# application of danish oil



## reyebe (Sep 11, 2009)

I am refinishing a walnut rifle stock with Watco neutral Danish oil. I did all the necessary prep work (I'm experienced with this)
I am after the high gloss feature of the Danish oil because it brings out the grain and figure of this exceptional piece of walnut. I have several coats applied, I sand between the first few coats and then us 4-O steel wool between subsequent coats. I am trying to apply the final coat but I am getting streaking which is not acceptable. I have applied with cheese cloth and also soft cotton gun cleaning patches but I still get the streaking. What is the solution to this? I want a high gloss non streaked appearance in the final coat.


----------



## Julian the woodnut (Nov 5, 2008)

Are you talking about brush stroke type marks or something hazing the finish? If it's just brush marks, you could wet sand the final coat with 1000 grit working your way to 2000 grit(assuming there is a thick enough layer of finish on the stock). After you do this, you can rub out the finish with a quality automotive rubbing compound for the final high gloss sheen.


----------



## reyebe (Sep 11, 2009)

Julian the woodnut said:


> Are you talking about brush stroke type marks or something hazing the finish? If it's just brush marks, you could wet sand the final coat with 1000 grit working your way to 2000 grit(assuming there is a thick enough layer of finish on the stock). After you do this, you can rub out the finish with a quality automotive rubbing compound for the final high gloss sheen.

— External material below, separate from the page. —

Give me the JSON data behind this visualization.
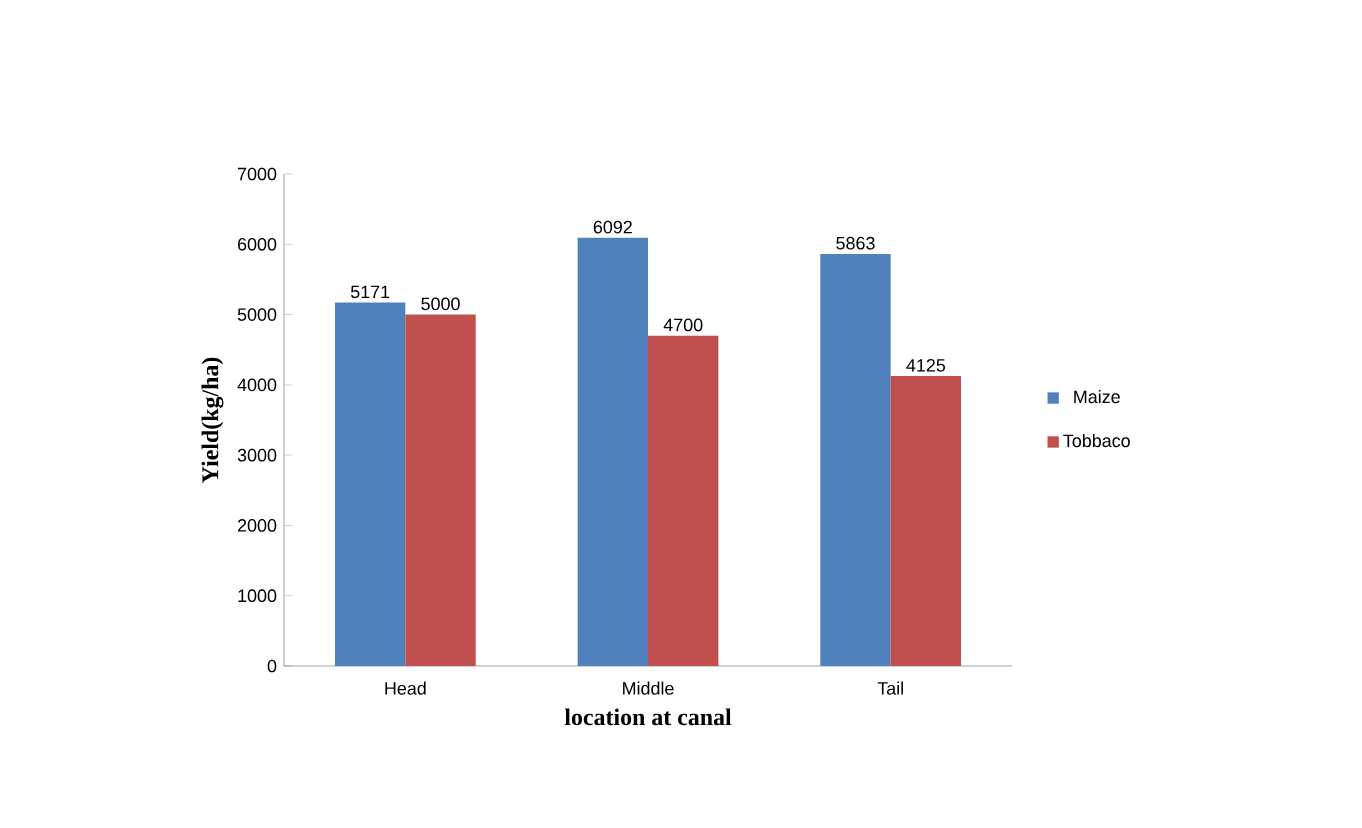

Yes, it appears to be "brush strokes" although I am applying it with cheese cloth. The stock will have a pretty think layer, it will be about 10 coats of Danish oil rubbed out in between coats. I have never seen 1000 or 2000 grit paper. I have some 800 grit and it is almost like no grit at all. I do have automotive rubbing compound.
I'll have to shop around for the higher grits you suggest. Thank you for your input, I have been getting frustrated with the results so far.


----------



## nzgeordie (Apr 25, 2009)

When you say brush marks, could they also be scratch marks from the earlier sanding between coats whiich you've then overlaid with new layers of oil? (This happened to me - once). You didn't say what grade paper you used before moving to the 4-O wool.


----------



## reyebe (Sep 11, 2009)

nzgeordie said:


> When you say brush marks, could they also be scratch marks from the earlier sanding between coats whiich you've then overlaid with new layers of oil? (This happened to me - once). You didn't say what grade paper you used before moving to the 4-O wool.

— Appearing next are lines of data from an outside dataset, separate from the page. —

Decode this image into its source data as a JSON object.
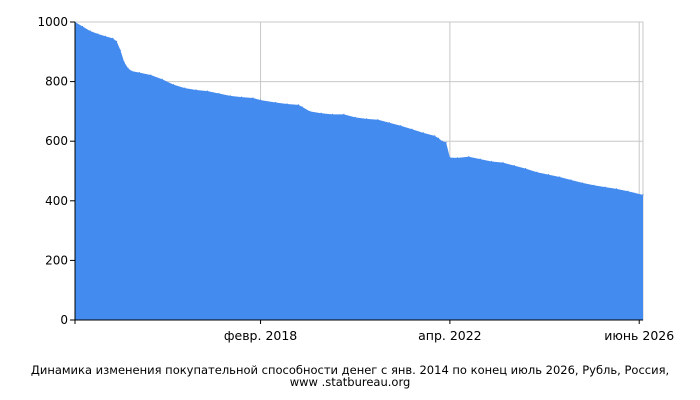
{
  "caption": {
    "text": "Динамика изменения покупательной способности денег с янв. 2014 по конец июль 2026, Рубль, Россия, www .statbureau.org"
  },
  "chart_data": {
    "type": "area",
    "title": "",
    "xlabel": "",
    "ylabel": "",
    "xlim": [
      "2014-01",
      "2026-07"
    ],
    "ylim": [
      0,
      1000
    ],
    "y_ticks": [
      0,
      200,
      400,
      600,
      800,
      1000
    ],
    "x_ticks": [
      {
        "date": "2018-02",
        "label": "февр. 2018"
      },
      {
        "date": "2022-04",
        "label": "апр. 2022"
      },
      {
        "date": "2026-06",
        "label": "июнь 2026"
      }
    ],
    "grid": true,
    "colors": {
      "fill": "#448bf0",
      "grid": "#c8c8c8",
      "axis": "#000000",
      "text": "#000000"
    },
    "series": [
      {
        "x": [
          "2014-01",
          "2014-03",
          "2014-05",
          "2014-07",
          "2014-09",
          "2014-11",
          "2014-12",
          "2015-01",
          "2015-02",
          "2015-03",
          "2015-04",
          "2015-06",
          "2015-09",
          "2015-12",
          "2016-03",
          "2016-06",
          "2016-09",
          "2016-12",
          "2017-03",
          "2017-06",
          "2017-09",
          "2017-12",
          "2018-02",
          "2018-06",
          "2018-09",
          "2018-12",
          "2019-01",
          "2019-03",
          "2019-06",
          "2019-09",
          "2019-12",
          "2020-03",
          "2020-06",
          "2020-09",
          "2020-12",
          "2021-03",
          "2021-06",
          "2021-09",
          "2021-12",
          "2022-01",
          "2022-02",
          "2022-03",
          "2022-04",
          "2022-06",
          "2022-09",
          "2022-12",
          "2023-03",
          "2023-06",
          "2023-09",
          "2023-12",
          "2024-03",
          "2024-06",
          "2024-09",
          "2024-12",
          "2025-03",
          "2025-06",
          "2025-09",
          "2025-12",
          "2026-03",
          "2026-07"
        ],
        "values": [
          1000,
          985,
          970,
          960,
          952,
          945,
          935,
          905,
          865,
          845,
          835,
          830,
          822,
          808,
          790,
          778,
          772,
          768,
          760,
          752,
          748,
          745,
          738,
          730,
          725,
          722,
          715,
          700,
          694,
          690,
          690,
          680,
          675,
          672,
          662,
          652,
          640,
          628,
          618,
          610,
          600,
          596,
          545,
          544,
          548,
          540,
          532,
          528,
          518,
          508,
          496,
          488,
          480,
          470,
          460,
          452,
          446,
          440,
          432,
          420
        ]
      }
    ]
  }
}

I used a light touch with 400, then 600 and 800


----------



## Julian the woodnut (Nov 5, 2008)

I get the higher grits of sandpaper at an automotive supply shop that specializes in auto paints.


----------



## reyebe (Sep 11, 2009)

Julian the woodnut said:


> I get the higher grits of sandpaper at an automotive supply shop that specializes in auto paints.


I have one nearby. Thank you


----------



## Howard Acheson (Oct 10, 2009)

I know I'm late on this but Watco Danish Oil is not intended to leave a glossy finish. At best, it should leave a somewhat soft glow. It's a linseed oil with a small amount of resin or varnish added. It is intended to be a penetrating oil. The instructions are to apply, let set and then wipe dry. After drying overnight, do the same thing again. That's it. Applying more coats can leave a sticky, gummy surface due to the large amount of oil in the product. In other words, one should not try to "build" a Danish Oil finish.

If a glossy finish desired, a film finish is called for. Wiping on a couple of coats of a thinned varnish will provide a nice glossy when applied over a couple of applications of Danish Oil.


----------



## reyebe (Sep 11, 2009)

*fiinishing gun stock*

This sounds like good advice, thank you


----------



## Al B Cuttn Wud (Oct 14, 2007)

I just used the danish oil on cherry as recommended to prevent or reduce any blotching. In short, the first coat looks fantastic. The guy at Woodcraft said saturate the first coat and let sit for 30 minutes. Let it sit for a day and apply a very very very light second coat. He said put about a quarter size amout of oil on a rag and massage into the grain of the wood. I'm giving it two days between first and second coats becuase it rained today and the air is pretty moist. Anyway, just thought I would add a comment since I'm current in work using the danish oil.


----------